Rosacea affects over sixteen million people in the United States and seems to most commonly occur in those that are fair skinned. However the estimated amount of people this condition affects could be much larger considering that it is commonly misdiagnosed and therefore often not recorded.
What are the Symptoms of Rosacea?
The symptoms of Rosacea vary from person to person, but there are many general ones that seem to cover the whole of the condition.
- Flushing (also referred to as “blushing”). The flush may spread throughout the face and down to the neck and chest and cause the skin to feel hot. A flush can last several minutes.
- Facial skin sensitivity. Blood vessels become more sensitive and can react poorly to touch, sunlight, or other physical stimuli. This is often mistaken for having sensitive skin, whereas sensitive skin is caused by sensitive skin cells rather than sensitive blood vessels.
- Rhinophyma. One symptom of Rosacea includes rhinophyma which is defined as a large, red, bulbous or bumpy nose.
There are also three different types of Rosacea which include different symptoms depending on which type a person is affected with.
- Inflammatory Rosacea. This type is recognized by many small pimples, papules and pustules around the face. This often happens around the nose and is misdiagnosed as acne.
- Vascular Rosacea. Blood vessels in the face may swell, causing blotchy skin around the nose and cheeks. This is also called telangiectasia.

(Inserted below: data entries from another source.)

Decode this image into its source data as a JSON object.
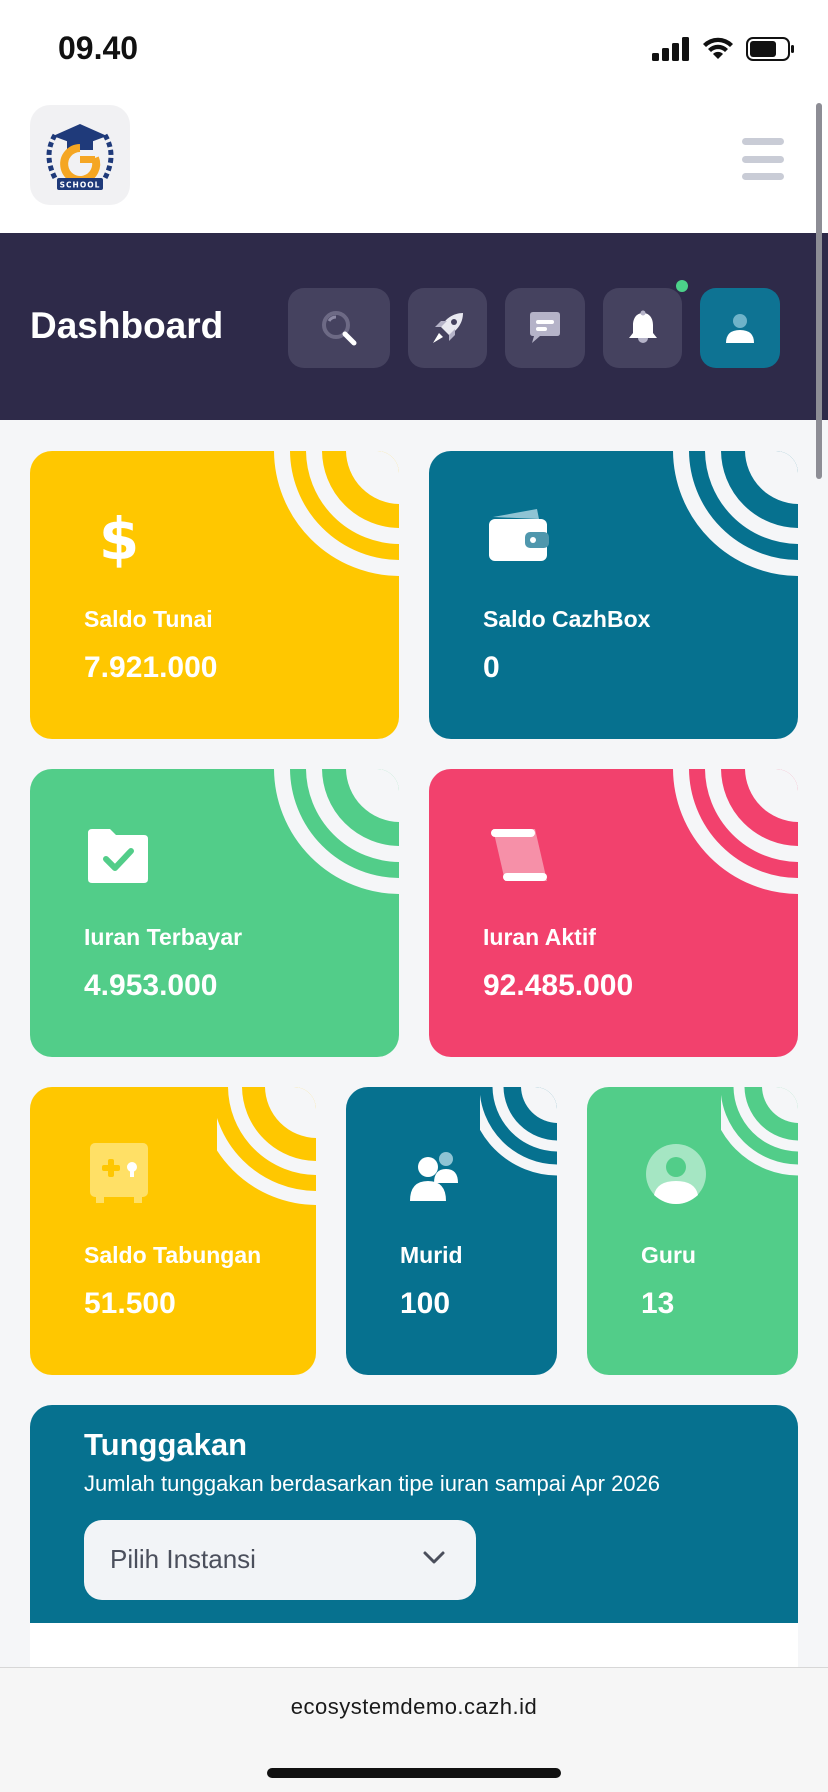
{
  "status_bar": {
    "time": "09.40"
  },
  "header": {
    "logo_text": "SCHOOL"
  },
  "banner": {
    "title": "Dashboard"
  },
  "cards": [
    {
      "label": "Saldo Tunai",
      "value": "7.921.000",
      "icon": "dollar-icon",
      "color": "#ffc700"
    },
    {
      "label": "Saldo CazhBox",
      "value": "0",
      "icon": "wallet-icon",
      "color": "#06718f"
    },
    {
      "label": "Iuran Terbayar",
      "value": "4.953.000",
      "icon": "folder-check-icon",
      "color": "#52cd89"
    },
    {
      "label": "Iuran Aktif",
      "value": "92.485.000",
      "icon": "scroll-icon",
      "color": "#f2416d"
    },
    {
      "label": "Saldo Tabungan",
      "value": "51.500",
      "icon": "safe-icon",
      "color": "#ffc700"
    },
    {
      "label": "Murid",
      "value": "100",
      "icon": "students-icon",
      "color": "#06718f"
    },
    {
      "label": "Guru",
      "value": "13",
      "icon": "teacher-icon",
      "color": "#52cd89"
    }
  ],
  "tunggakan": {
    "title": "Tunggakan",
    "subtitle": "Jumlah tunggakan berdasarkan tipe iuran sampai Apr 2026",
    "select_value": "Pilih Instansi"
  },
  "browser": {
    "url": "ecosystemdemo.cazh.id"
  }
}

- Ocular Rosacea. As the name suggests, this type affects the eyes. Symptoms include burning or itchy eyes. This can cause blepharitis, which is defined as inflammation under the eyelids, and conjunctivitis, also known as pink eye.
What Causes Rosacea?
The cause of Rosacea is currently unknown, however there are some things that are thought to trigger it or make it worse once affected. Dermatologists believe abnormalities in the blood vessels could cause many of the symptoms associated with Rosacea, but the cause of those is still unknown. Other symptoms include fair skin and genetics, although these are not definitive.

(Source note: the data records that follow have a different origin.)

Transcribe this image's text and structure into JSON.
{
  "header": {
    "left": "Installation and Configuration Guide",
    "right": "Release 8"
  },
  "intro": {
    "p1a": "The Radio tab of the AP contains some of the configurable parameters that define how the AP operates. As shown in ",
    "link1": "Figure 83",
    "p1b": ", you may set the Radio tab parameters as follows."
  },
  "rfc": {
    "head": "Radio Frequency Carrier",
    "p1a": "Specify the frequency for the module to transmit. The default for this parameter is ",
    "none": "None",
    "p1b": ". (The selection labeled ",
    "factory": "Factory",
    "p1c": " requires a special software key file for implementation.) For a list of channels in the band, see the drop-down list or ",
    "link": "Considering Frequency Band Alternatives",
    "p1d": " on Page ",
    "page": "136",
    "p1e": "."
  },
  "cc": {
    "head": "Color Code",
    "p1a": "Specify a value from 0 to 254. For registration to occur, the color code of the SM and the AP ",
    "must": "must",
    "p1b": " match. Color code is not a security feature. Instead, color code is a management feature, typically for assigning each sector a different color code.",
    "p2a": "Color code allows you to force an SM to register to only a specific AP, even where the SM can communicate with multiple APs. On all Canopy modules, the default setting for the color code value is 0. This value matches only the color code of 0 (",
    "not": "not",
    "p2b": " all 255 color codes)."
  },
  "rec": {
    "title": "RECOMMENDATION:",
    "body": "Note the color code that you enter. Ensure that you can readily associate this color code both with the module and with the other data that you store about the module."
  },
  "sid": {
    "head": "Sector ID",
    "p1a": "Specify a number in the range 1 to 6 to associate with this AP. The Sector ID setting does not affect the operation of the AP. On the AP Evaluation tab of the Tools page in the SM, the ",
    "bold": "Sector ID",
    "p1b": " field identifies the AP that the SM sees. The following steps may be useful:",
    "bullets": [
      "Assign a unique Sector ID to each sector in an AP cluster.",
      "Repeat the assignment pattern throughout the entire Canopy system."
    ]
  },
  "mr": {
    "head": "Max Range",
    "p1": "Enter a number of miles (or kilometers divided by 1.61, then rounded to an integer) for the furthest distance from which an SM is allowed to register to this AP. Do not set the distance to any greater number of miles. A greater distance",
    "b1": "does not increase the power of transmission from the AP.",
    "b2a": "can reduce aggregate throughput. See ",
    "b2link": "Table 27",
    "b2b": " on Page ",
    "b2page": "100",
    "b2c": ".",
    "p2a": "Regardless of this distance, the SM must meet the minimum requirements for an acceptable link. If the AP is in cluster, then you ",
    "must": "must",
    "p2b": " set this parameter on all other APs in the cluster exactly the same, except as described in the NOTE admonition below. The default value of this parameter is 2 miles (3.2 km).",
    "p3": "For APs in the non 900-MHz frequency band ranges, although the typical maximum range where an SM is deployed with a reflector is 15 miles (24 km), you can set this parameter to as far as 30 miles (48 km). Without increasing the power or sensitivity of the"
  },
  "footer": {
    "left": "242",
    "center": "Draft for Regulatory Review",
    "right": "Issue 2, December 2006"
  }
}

There is also a bacteria found in the gut called H. pylori that assists in the creation of a protein called bradykinin. This protein causes blood vessels to dilate which leads scientists to believe that this could contribute to either the cause or symptoms of Rosacea. However, nothing is set in stone and this is simply a theory.

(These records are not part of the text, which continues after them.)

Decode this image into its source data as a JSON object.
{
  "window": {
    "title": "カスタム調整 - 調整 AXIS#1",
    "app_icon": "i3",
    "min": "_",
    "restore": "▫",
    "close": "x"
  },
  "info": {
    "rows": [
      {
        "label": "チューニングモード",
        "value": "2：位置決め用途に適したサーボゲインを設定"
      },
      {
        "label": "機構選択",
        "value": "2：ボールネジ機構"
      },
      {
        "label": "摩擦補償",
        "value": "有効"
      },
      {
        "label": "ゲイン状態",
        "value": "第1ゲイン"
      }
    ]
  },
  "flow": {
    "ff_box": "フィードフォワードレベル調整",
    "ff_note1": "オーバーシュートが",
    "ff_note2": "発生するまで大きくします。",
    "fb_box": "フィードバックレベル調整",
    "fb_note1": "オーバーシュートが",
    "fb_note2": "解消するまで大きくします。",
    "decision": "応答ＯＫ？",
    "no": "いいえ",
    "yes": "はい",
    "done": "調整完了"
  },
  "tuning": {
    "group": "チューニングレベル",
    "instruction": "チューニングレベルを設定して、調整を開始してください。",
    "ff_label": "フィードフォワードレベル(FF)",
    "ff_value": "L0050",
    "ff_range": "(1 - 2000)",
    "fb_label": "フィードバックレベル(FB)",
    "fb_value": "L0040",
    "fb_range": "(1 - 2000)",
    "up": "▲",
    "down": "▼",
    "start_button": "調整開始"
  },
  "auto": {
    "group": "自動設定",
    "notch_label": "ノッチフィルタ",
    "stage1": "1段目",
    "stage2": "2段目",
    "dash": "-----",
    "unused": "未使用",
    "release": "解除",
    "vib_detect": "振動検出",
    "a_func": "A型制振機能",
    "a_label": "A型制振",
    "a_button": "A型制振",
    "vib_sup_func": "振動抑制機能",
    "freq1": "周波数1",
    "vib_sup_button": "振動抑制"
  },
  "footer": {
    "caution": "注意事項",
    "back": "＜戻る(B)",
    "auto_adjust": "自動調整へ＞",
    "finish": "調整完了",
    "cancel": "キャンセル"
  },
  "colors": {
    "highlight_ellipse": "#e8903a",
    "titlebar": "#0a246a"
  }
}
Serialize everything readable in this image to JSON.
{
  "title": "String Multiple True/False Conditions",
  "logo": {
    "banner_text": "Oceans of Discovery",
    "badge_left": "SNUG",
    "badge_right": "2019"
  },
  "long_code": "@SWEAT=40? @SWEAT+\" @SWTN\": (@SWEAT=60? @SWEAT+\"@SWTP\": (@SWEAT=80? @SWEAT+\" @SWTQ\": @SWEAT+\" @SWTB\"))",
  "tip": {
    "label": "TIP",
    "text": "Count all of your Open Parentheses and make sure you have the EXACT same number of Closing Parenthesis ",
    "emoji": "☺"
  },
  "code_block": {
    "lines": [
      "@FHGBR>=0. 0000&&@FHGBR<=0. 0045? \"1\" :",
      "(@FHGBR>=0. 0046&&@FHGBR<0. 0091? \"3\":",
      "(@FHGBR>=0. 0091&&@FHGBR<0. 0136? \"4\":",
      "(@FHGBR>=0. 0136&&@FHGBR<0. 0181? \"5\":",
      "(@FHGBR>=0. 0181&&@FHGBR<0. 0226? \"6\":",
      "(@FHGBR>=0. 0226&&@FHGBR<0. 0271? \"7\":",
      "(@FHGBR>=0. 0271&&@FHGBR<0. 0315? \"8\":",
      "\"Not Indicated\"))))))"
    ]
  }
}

Another possible cause is the microscopic mite known as Demodex folliculorum. This mite is a part of our everyday normal life as it lives on our skin. Although it does not cause any harm in usual cases, it has been found that those who suffer from Rosacea have large amounts of Demodex folliculorum. However, this correlation does not necessarily show causation, and scientists do not know which is the cause of the other.
How is Rosacea Treated?
Rosacea has no known cure, only treatments that can ease the condition’s symptoms. Doctors may prescribe medications or lifestyle changes to make things easier for a patient who suffers from Rosacea. More often than not, a prescribed treatment will include both types.
Lifestyle changes will usually mean removing certain triggers that could make Rosacea symptoms worse. These triggers include spicy foods and drinks, caffeine, dairy, extreme weather circumstances, stress, intense exercise, hot baths, saunas, alcohol, and some medications that treat high blood pressure. These triggers do not necessarily make symptoms worse for every person affected by Rosacea. Therefore, a doctor might need to use trial and error in order to help a patient figure out what things to eliminate from his or her lifestyle.
Some medications a doctor might prescribe include topical medicines such as antibiotics to reduce redness and inflammation, antibiotic pills for inflammation, or a steroid eye drop called Blephamide for those who suffer from ocular Rosacea. There are other types of oral medications and specialized cosmetic treatments a doctor might prescribe depending on the kind of Rosacea a person suffers from.
Other than medication and lifestyle changes, there are also some procedures that may help. A dermatologist can perform a laser treatment of intense pulsed light to make visible blood vessels smaller. A plastic surgeon may also be involved for those with rhinophyma to remove the excess tissue and thick bumps. These procedures may cause pain and other immediate side effects, but these usually subside within a few weeks after the procedure.